We coach our clients to use an agenda to outline the objectives they have for physician meetings. This always includes a list of specific questions they want to have answered. This tool helps you to take control of the meeting and meet your expectations.

And, as Karen suggests, even if you are satisfied when you leave the physician’s office, if more issues and questions arise, don’t hesitate to circle back.

Recommendation #6: Have a paper and pen nearby.

Karen wrote:

Keep a pad of paper and pen by your bed, that way, when you wake up in the middle of the night with a burning question, you can write it down before you forget.

This is fabulous advice when faced with any diagnosis. It’s so easy to have a quick thought and minutes later it’s gone. (Leaving yourself a voicemail message works well too!)

Recommendation #7: Identify your values and preferences

Karen wrote:

For some women, holding on to their own breast is the most important thing. If it is appropriate medically, they may be a candidate for lumpectomy and radiation. For other women, the anxiety of recurrence and monitoring the opposite breast may be enough to put a serious dent in their quality of life. For those patients, bilateral mastectomy and reconstruction may be the appropriate choice. In reconstructive surgery, patient satisfaction is most highly linked to being actively involved in the decision-making process and the relationship they have with their plastic surgeon.

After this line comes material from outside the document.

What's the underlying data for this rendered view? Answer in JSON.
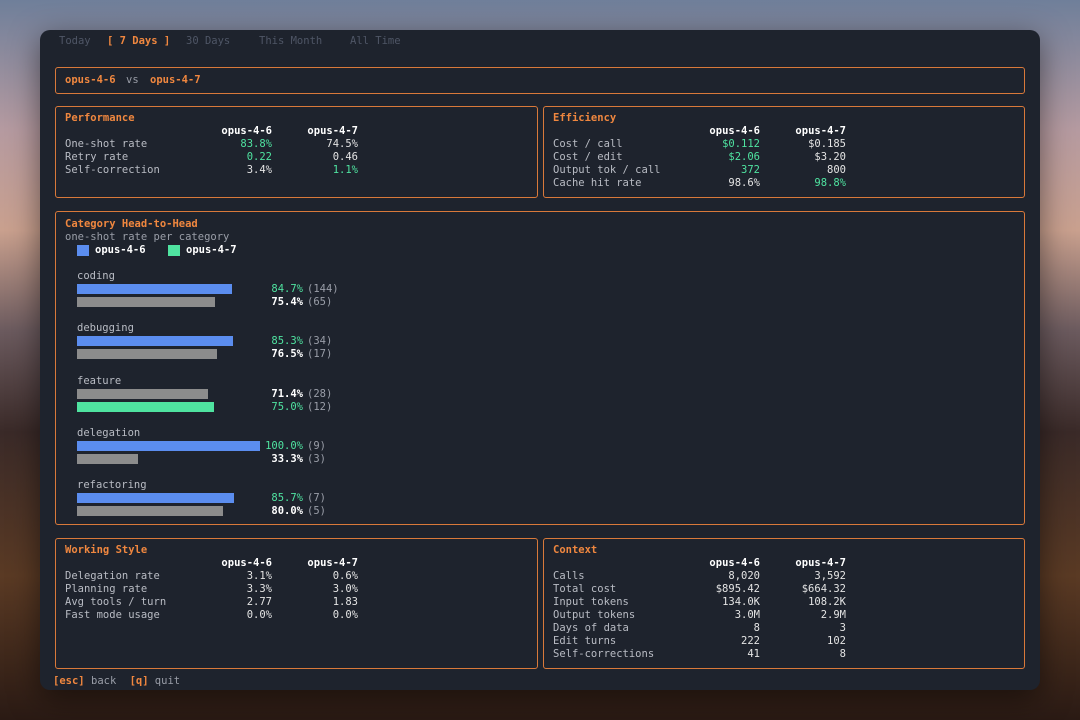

This advice holds true for embarking on any health care intervention you are considering and is especially important as end-of-life decisions are being contemplated.

Recommendation #8: Take time to rest.

This is true not only for clients facing their own healthcare crisis, but for those who find themselves in the role of primary caregiver for others as well. Of course, this is not always realistic, in which case identifying additional resources can be helpful.

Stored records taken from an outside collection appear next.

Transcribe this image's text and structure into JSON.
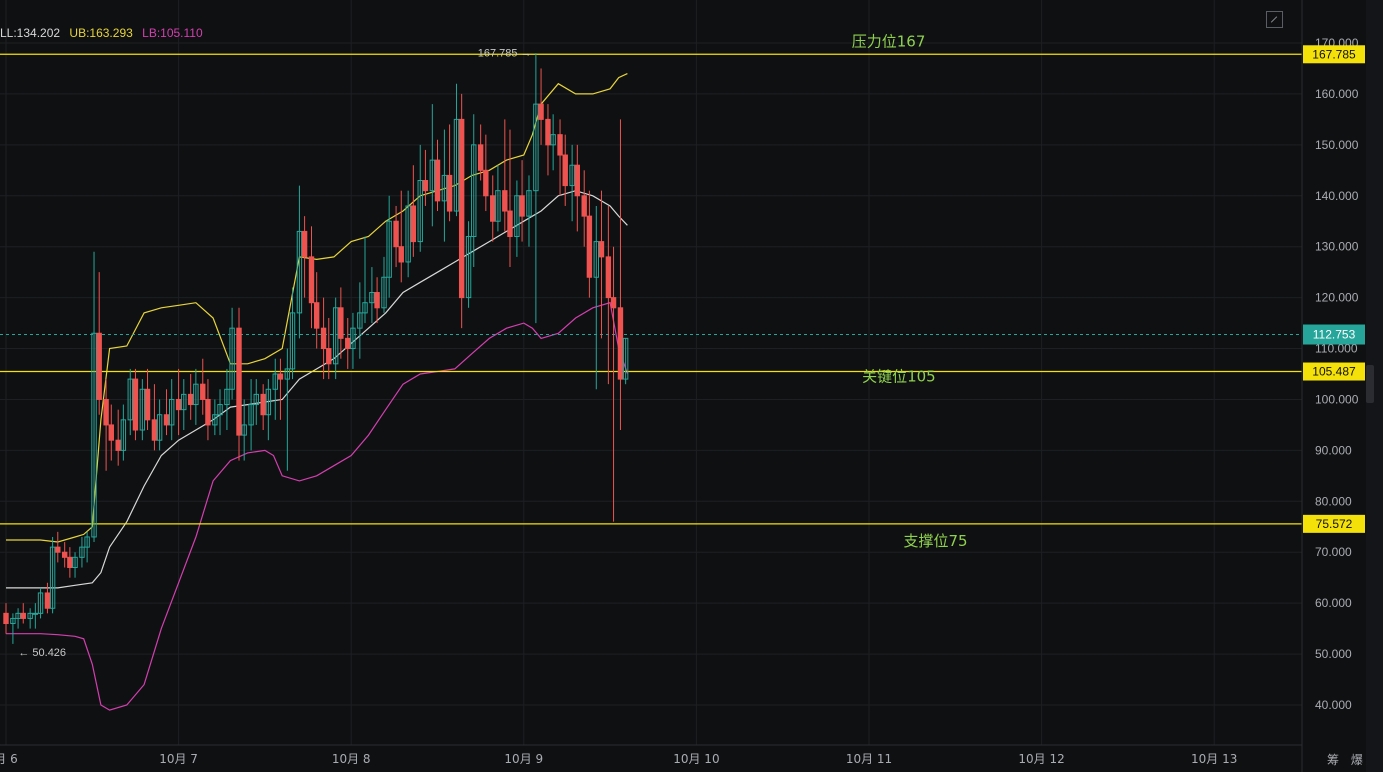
{
  "legend": {
    "ml_label": "LL:134.202",
    "ub_label": "UB:163.293",
    "lb_label": "LB:105.110"
  },
  "colors": {
    "background": "#0f1012",
    "grid": "#1d1f23",
    "up_candle": "#26a69a",
    "down_candle": "#ef5350",
    "upper_band": "#e8d43a",
    "middle_band": "#d8d8d8",
    "lower_band": "#d43fb0",
    "level_line": "#f5e10a",
    "annotation_text": "#8fd14f",
    "axis_text": "#a9acb2",
    "last_price_tag": "#26a69a"
  },
  "bottom_right": {
    "btn1": "筹",
    "btn2": "爆"
  },
  "chart_data": {
    "type": "candlestick",
    "ylim": [
      32,
      176
    ],
    "y_ticks": [
      40,
      50,
      60,
      70,
      80,
      90,
      100,
      110,
      120,
      130,
      140,
      150,
      160,
      170
    ],
    "y_tick_labels": [
      "40.000",
      "50.000",
      "60.000",
      "70.000",
      "80.000",
      "90.000",
      "100.000",
      "110.000",
      "120.000",
      "130.000",
      "140.000",
      "150.000",
      "160.000",
      "170.000"
    ],
    "x_ticks": [
      {
        "day": 6,
        "label": "月 6"
      },
      {
        "day": 7,
        "label": "10月 7"
      },
      {
        "day": 8,
        "label": "10月 8"
      },
      {
        "day": 9,
        "label": "10月 9"
      },
      {
        "day": 10,
        "label": "10月 10"
      },
      {
        "day": 11,
        "label": "10月 11"
      },
      {
        "day": 12,
        "label": "10月 12"
      },
      {
        "day": 13,
        "label": "10月 13"
      }
    ],
    "high_marker": {
      "day": 9.08,
      "value": 167.785,
      "label": "167.785 →"
    },
    "low_marker": {
      "day": 6.06,
      "value": 50.426,
      "label": "← 50.426"
    },
    "levels": [
      {
        "value": 167.785,
        "tag": "167.785",
        "annotation": "压力位167",
        "annot_day": 10.9
      },
      {
        "value": 105.487,
        "tag": "105.487",
        "annotation": "关键位105",
        "annot_day": 10.96
      },
      {
        "value": 75.572,
        "tag": "75.572",
        "annotation": "支撑位75",
        "annot_day": 11.2
      }
    ],
    "last_price": {
      "value": 112.753,
      "tag": "112.753"
    },
    "candles": [
      [
        6.0,
        58,
        60,
        54,
        56
      ],
      [
        6.04,
        56,
        58,
        52,
        57
      ],
      [
        6.07,
        57,
        59,
        55,
        58
      ],
      [
        6.1,
        58,
        60,
        56,
        57
      ],
      [
        6.14,
        57,
        59,
        55,
        58
      ],
      [
        6.17,
        58,
        60,
        55,
        58
      ],
      [
        6.2,
        58,
        63,
        57,
        62
      ],
      [
        6.24,
        62,
        64,
        58,
        59
      ],
      [
        6.27,
        59,
        73,
        58,
        71
      ],
      [
        6.3,
        71,
        74,
        68,
        70
      ],
      [
        6.34,
        70,
        72,
        67,
        69
      ],
      [
        6.37,
        69,
        71,
        65,
        67
      ],
      [
        6.4,
        67,
        70,
        65,
        69
      ],
      [
        6.44,
        69,
        73,
        67,
        71
      ],
      [
        6.47,
        71,
        74,
        68,
        73
      ],
      [
        6.51,
        73,
        129,
        72,
        113
      ],
      [
        6.54,
        113,
        125,
        97,
        100
      ],
      [
        6.58,
        100,
        104,
        86,
        95
      ],
      [
        6.61,
        95,
        99,
        88,
        92
      ],
      [
        6.65,
        92,
        98,
        87,
        90
      ],
      [
        6.68,
        90,
        99,
        88,
        96
      ],
      [
        6.72,
        96,
        106,
        93,
        104
      ],
      [
        6.75,
        104,
        106,
        92,
        94
      ],
      [
        6.79,
        94,
        104,
        92,
        102
      ],
      [
        6.82,
        102,
        106,
        94,
        96
      ],
      [
        6.86,
        96,
        103,
        90,
        92
      ],
      [
        6.89,
        92,
        100,
        90,
        97
      ],
      [
        6.93,
        97,
        102,
        93,
        95
      ],
      [
        6.96,
        95,
        104,
        92,
        100
      ],
      [
        7.0,
        100,
        106,
        93,
        98
      ],
      [
        7.03,
        98,
        104,
        94,
        101
      ],
      [
        7.07,
        101,
        105,
        96,
        99
      ],
      [
        7.1,
        99,
        106,
        95,
        103
      ],
      [
        7.14,
        103,
        108,
        97,
        100
      ],
      [
        7.17,
        100,
        104,
        92,
        95
      ],
      [
        7.21,
        95,
        100,
        93,
        97
      ],
      [
        7.24,
        97,
        102,
        93,
        99
      ],
      [
        7.28,
        99,
        106,
        94,
        102
      ],
      [
        7.31,
        102,
        118,
        100,
        114
      ],
      [
        7.35,
        114,
        118,
        88,
        93
      ],
      [
        7.38,
        93,
        100,
        88,
        95
      ],
      [
        7.42,
        95,
        104,
        90,
        99
      ],
      [
        7.45,
        99,
        104,
        95,
        101
      ],
      [
        7.49,
        101,
        103,
        94,
        97
      ],
      [
        7.52,
        97,
        104,
        92,
        102
      ],
      [
        7.56,
        102,
        108,
        96,
        105
      ],
      [
        7.59,
        105,
        108,
        96,
        104
      ],
      [
        7.63,
        104,
        110,
        86,
        106
      ],
      [
        7.66,
        106,
        122,
        104,
        117
      ],
      [
        7.7,
        117,
        142,
        112,
        133
      ],
      [
        7.73,
        133,
        136,
        120,
        128
      ],
      [
        7.77,
        128,
        134,
        114,
        119
      ],
      [
        7.8,
        119,
        125,
        110,
        114
      ],
      [
        7.84,
        114,
        120,
        104,
        110
      ],
      [
        7.87,
        110,
        116,
        104,
        107
      ],
      [
        7.91,
        107,
        120,
        104,
        118
      ],
      [
        7.94,
        118,
        122,
        108,
        112
      ],
      [
        7.98,
        112,
        116,
        106,
        110
      ],
      [
        8.01,
        110,
        117,
        106,
        114
      ],
      [
        8.05,
        114,
        123,
        108,
        117
      ],
      [
        8.08,
        117,
        132,
        115,
        119
      ],
      [
        8.12,
        119,
        126,
        115,
        121
      ],
      [
        8.15,
        121,
        124,
        115,
        118
      ],
      [
        8.19,
        118,
        128,
        117,
        124
      ],
      [
        8.22,
        124,
        140,
        120,
        135
      ],
      [
        8.26,
        135,
        138,
        126,
        130
      ],
      [
        8.29,
        130,
        141,
        123,
        127
      ],
      [
        8.33,
        127,
        141,
        124,
        138
      ],
      [
        8.36,
        138,
        146,
        128,
        131
      ],
      [
        8.4,
        131,
        150,
        129,
        143
      ],
      [
        8.43,
        143,
        149,
        138,
        141
      ],
      [
        8.47,
        141,
        158,
        134,
        147
      ],
      [
        8.5,
        147,
        151,
        137,
        139
      ],
      [
        8.54,
        139,
        153,
        131,
        144
      ],
      [
        8.57,
        144,
        154,
        135,
        137
      ],
      [
        8.61,
        137,
        162,
        136,
        155
      ],
      [
        8.64,
        155,
        160,
        114,
        120
      ],
      [
        8.68,
        120,
        135,
        118,
        132
      ],
      [
        8.71,
        132,
        156,
        126,
        150
      ],
      [
        8.75,
        150,
        154,
        143,
        145
      ],
      [
        8.78,
        145,
        152,
        137,
        140
      ],
      [
        8.82,
        140,
        144,
        131,
        135
      ],
      [
        8.85,
        135,
        146,
        133,
        141
      ],
      [
        8.89,
        141,
        155,
        133,
        137
      ],
      [
        8.92,
        137,
        153,
        126,
        132
      ],
      [
        8.96,
        132,
        143,
        128,
        140
      ],
      [
        8.99,
        140,
        147,
        131,
        136
      ],
      [
        9.03,
        136,
        144,
        130,
        141
      ]
    ],
    "candles_tail": [
      [
        9.07,
        141,
        168,
        115,
        158
      ],
      [
        9.1,
        158,
        165,
        150,
        155
      ],
      [
        9.14,
        155,
        158,
        144,
        150
      ],
      [
        9.17,
        150,
        156,
        145,
        152
      ],
      [
        9.21,
        152,
        155,
        140,
        148
      ],
      [
        9.24,
        148,
        152,
        138,
        142
      ],
      [
        9.28,
        142,
        150,
        135,
        146
      ],
      [
        9.31,
        146,
        150,
        133,
        140
      ],
      [
        9.35,
        140,
        145,
        130,
        136
      ],
      [
        9.38,
        136,
        141,
        120,
        124
      ],
      [
        9.42,
        124,
        138,
        102,
        131
      ],
      [
        9.45,
        131,
        141,
        112,
        128
      ],
      [
        9.49,
        128,
        138,
        103,
        120
      ],
      [
        9.52,
        120,
        130,
        76,
        118
      ],
      [
        9.56,
        118,
        155,
        94,
        104
      ],
      [
        9.59,
        104,
        112,
        103,
        112
      ]
    ],
    "upper_band": [
      [
        6.0,
        72.4
      ],
      [
        6.1,
        72.4
      ],
      [
        6.2,
        72.4
      ],
      [
        6.3,
        72.0
      ],
      [
        6.4,
        73.0
      ],
      [
        6.45,
        73.5
      ],
      [
        6.5,
        75.0
      ],
      [
        6.55,
        96.0
      ],
      [
        6.6,
        110.0
      ],
      [
        6.7,
        110.5
      ],
      [
        6.8,
        117.0
      ],
      [
        6.9,
        118.0
      ],
      [
        7.0,
        118.5
      ],
      [
        7.1,
        119.0
      ],
      [
        7.2,
        116.0
      ],
      [
        7.3,
        107.0
      ],
      [
        7.4,
        107.0
      ],
      [
        7.5,
        108.0
      ],
      [
        7.6,
        110.0
      ],
      [
        7.7,
        128.0
      ],
      [
        7.8,
        127.5
      ],
      [
        7.9,
        128.0
      ],
      [
        8.0,
        131.0
      ],
      [
        8.1,
        132.0
      ],
      [
        8.2,
        135.0
      ],
      [
        8.3,
        137.0
      ],
      [
        8.4,
        140.0
      ],
      [
        8.5,
        141.0
      ],
      [
        8.6,
        142.0
      ],
      [
        8.7,
        144.0
      ],
      [
        8.8,
        145.0
      ],
      [
        8.9,
        147.0
      ],
      [
        9.0,
        148.0
      ],
      [
        9.05,
        152.0
      ],
      [
        9.1,
        158.0
      ],
      [
        9.2,
        162.0
      ],
      [
        9.3,
        160.0
      ],
      [
        9.4,
        160.0
      ],
      [
        9.5,
        161.0
      ],
      [
        9.55,
        163.2
      ],
      [
        9.6,
        164.0
      ]
    ],
    "middle_band": [
      [
        6.0,
        63.0
      ],
      [
        6.1,
        63.0
      ],
      [
        6.2,
        63.0
      ],
      [
        6.3,
        63.0
      ],
      [
        6.4,
        63.5
      ],
      [
        6.5,
        64.0
      ],
      [
        6.55,
        66.0
      ],
      [
        6.6,
        71.0
      ],
      [
        6.7,
        76.0
      ],
      [
        6.8,
        83.0
      ],
      [
        6.9,
        89.0
      ],
      [
        7.0,
        92.0
      ],
      [
        7.1,
        94.0
      ],
      [
        7.2,
        96.0
      ],
      [
        7.3,
        98.5
      ],
      [
        7.4,
        99.0
      ],
      [
        7.5,
        99.5
      ],
      [
        7.6,
        100.0
      ],
      [
        7.7,
        104.0
      ],
      [
        7.8,
        106.0
      ],
      [
        7.9,
        108.0
      ],
      [
        8.0,
        111.0
      ],
      [
        8.1,
        114.0
      ],
      [
        8.2,
        117.0
      ],
      [
        8.3,
        121.0
      ],
      [
        8.4,
        123.0
      ],
      [
        8.5,
        125.0
      ],
      [
        8.6,
        127.0
      ],
      [
        8.7,
        129.0
      ],
      [
        8.8,
        131.0
      ],
      [
        8.9,
        133.0
      ],
      [
        9.0,
        135.0
      ],
      [
        9.1,
        137.0
      ],
      [
        9.2,
        140.0
      ],
      [
        9.3,
        141.0
      ],
      [
        9.4,
        140.0
      ],
      [
        9.5,
        138.0
      ],
      [
        9.55,
        136.0
      ],
      [
        9.6,
        134.2
      ]
    ],
    "lower_band": [
      [
        6.0,
        54.0
      ],
      [
        6.1,
        54.0
      ],
      [
        6.2,
        54.0
      ],
      [
        6.3,
        53.8
      ],
      [
        6.4,
        53.5
      ],
      [
        6.45,
        53.0
      ],
      [
        6.5,
        48.0
      ],
      [
        6.55,
        40.0
      ],
      [
        6.6,
        39.0
      ],
      [
        6.7,
        40.0
      ],
      [
        6.8,
        44.0
      ],
      [
        6.9,
        55.0
      ],
      [
        7.0,
        64.0
      ],
      [
        7.1,
        73.0
      ],
      [
        7.2,
        84.0
      ],
      [
        7.3,
        88.0
      ],
      [
        7.4,
        89.5
      ],
      [
        7.5,
        90.0
      ],
      [
        7.55,
        89.0
      ],
      [
        7.6,
        85.0
      ],
      [
        7.7,
        84.0
      ],
      [
        7.8,
        85.0
      ],
      [
        7.9,
        87.0
      ],
      [
        8.0,
        89.0
      ],
      [
        8.1,
        93.0
      ],
      [
        8.2,
        98.0
      ],
      [
        8.3,
        103.0
      ],
      [
        8.4,
        105.0
      ],
      [
        8.5,
        105.5
      ],
      [
        8.6,
        106.0
      ],
      [
        8.7,
        109.0
      ],
      [
        8.8,
        112.0
      ],
      [
        8.9,
        114.0
      ],
      [
        9.0,
        115.0
      ],
      [
        9.05,
        114.0
      ],
      [
        9.1,
        112.0
      ],
      [
        9.2,
        113.0
      ],
      [
        9.3,
        116.0
      ],
      [
        9.4,
        118.0
      ],
      [
        9.5,
        119.0
      ],
      [
        9.55,
        110.0
      ],
      [
        9.6,
        105.1
      ]
    ]
  }
}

Recommendation #9: Live in the moment.

Karen wrote:

Take time to enjoy the people in your life. If you feel like you are doing nothing, remember that doing nothing is actively healing.

In practice, of course, this is easier said than done. Identifying resources such as support groups, counselors, and/or a meditation practice can be helpful.

Conclusion

Although incredibly saddened by the news that my friend Karen had passed on, I smile when I think of how pleased she would be to know that she continues to not only teach me, but that she impacts the lives of others with her written words.